Lawyers representing ex-president Charles Taylor have filed a motion requesting the voluntary withdrawal or disqualification of Appeals Chamber judges from his (Taylor's) appeals hearing.
Mr. Taylor's lawyers are requesting that a new appeal panel composed of judges who did not participate in the decision and sanction against Justice Sow, the alternative judge whose statement of dissent at the April 26 verdict of Taylor sparked concern.
In a motion dated July 19,2012,Taylor's lawyers argued that Taylor's notice of Appeal also arises from the statement made by Justice Sow (Ground of Appeal) and that all of the members of the Appeals Chamber voluntarily withdraw from deciding these grounds.

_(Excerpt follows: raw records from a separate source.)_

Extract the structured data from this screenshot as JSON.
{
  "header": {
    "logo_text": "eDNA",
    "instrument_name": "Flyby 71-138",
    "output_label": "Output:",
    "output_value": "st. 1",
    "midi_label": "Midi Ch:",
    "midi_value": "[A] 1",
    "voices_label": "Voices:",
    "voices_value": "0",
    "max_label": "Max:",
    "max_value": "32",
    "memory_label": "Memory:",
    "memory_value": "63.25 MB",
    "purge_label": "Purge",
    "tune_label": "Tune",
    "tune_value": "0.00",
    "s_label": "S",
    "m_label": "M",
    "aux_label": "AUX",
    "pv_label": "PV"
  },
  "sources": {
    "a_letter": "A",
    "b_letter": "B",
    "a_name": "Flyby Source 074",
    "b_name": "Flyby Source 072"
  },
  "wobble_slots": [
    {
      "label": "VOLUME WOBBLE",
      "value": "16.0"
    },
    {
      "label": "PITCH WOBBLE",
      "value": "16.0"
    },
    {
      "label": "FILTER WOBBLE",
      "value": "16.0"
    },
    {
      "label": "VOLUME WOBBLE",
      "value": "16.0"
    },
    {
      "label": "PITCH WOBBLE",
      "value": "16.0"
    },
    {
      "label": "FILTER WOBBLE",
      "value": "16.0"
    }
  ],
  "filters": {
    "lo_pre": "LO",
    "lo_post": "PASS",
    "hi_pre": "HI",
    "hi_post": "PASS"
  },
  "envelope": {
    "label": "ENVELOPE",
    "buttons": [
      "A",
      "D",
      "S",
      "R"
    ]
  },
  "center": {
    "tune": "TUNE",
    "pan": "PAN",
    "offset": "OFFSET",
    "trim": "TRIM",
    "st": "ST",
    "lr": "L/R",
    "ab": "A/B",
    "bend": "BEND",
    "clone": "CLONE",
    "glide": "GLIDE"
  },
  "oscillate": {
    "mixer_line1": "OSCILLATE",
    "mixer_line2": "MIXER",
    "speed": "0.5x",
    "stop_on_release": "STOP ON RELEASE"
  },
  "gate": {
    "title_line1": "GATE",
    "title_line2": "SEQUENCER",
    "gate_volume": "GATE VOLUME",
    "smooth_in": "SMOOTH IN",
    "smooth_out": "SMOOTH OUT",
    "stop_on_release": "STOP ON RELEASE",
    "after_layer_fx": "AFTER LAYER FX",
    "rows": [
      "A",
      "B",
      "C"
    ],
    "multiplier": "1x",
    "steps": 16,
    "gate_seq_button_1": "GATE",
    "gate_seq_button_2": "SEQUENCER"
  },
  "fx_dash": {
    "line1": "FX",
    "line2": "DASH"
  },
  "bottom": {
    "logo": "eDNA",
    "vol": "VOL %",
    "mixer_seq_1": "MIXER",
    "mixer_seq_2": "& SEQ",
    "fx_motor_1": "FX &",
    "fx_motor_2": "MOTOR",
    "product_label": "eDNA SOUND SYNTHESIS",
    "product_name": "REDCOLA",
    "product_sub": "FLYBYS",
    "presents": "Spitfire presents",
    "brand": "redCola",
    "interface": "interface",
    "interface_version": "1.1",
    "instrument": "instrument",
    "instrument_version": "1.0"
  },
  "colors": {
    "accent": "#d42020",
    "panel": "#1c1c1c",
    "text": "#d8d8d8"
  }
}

"It is requested that a separate appeal panel, composed of judges who did not participate in the decision and sanctions against Justice Sow, should determine those Grounds of Appeal." Taylor lawyers said.
"In the event that the Appeals Chamber Judges do not withdraw voluntarily on the basis of the present motion, they are respectfully invited to refer the present request to a separate and impartial panel of judges for a determination as a motion for disqualification.
The basis of this motion is that a reasonable observer, properly informed, would apprehend bias on the part of the Judges of the Appeal Chamber, because they have already made an adverse finding in the plenary and therefore pre-judged a critical aspect of the credibility of a source of evidence which is fundamental to the Grounds of Appeal. Thus they are precluded from deciding on these grounds."
But in response to their motion, the prosecution the defense motion is without merit, and should be dismissed.
"The Motion does not meet the "high burden" required to overcome the "presumption of impartiality which attaches to a Judge", deriving from the Judge's oath of office and qualifications for appointment? This presumption cannot easily be rebutted' and has not been rebutted," the prosecution said in response dated July 27, 2012.
The prosecution said the Defence failed t adduce reliable and sufficient evidence which "firmly establishes" a reasonable apprehension of bias by reason of prejudgement." Although the standpoint of an accused is a relevant consideration, it is not decisive. But Mr. Taylor's lawyers maintained in a response to the Prosecution that the Defence submissions are based on apprehended bias and not actual bias.
"The Defense has adduced a sufficient factual basis and applied the correct legal test to demonstrate that there is a reasonable apprehension of bias in the circumstances," the defense said.
The defense countered that "Firstly, the Motion sets out Justice Sow's statement in open court on 26 April 2012 ("Justice Sow's Statement" or "Statement")" and explains its fundamental importance to the Grounds of Appeal.
The defense wonders why Justice Sow's statement was deliberately removed from the court's record arguing that the Statement was considered significant enough to form the factual basis for the finding and sanction against Justice Sow for judicial misconduct, but was not considered important enough to be maintained in the official trial transcripts in the interests of accuracy and transparency.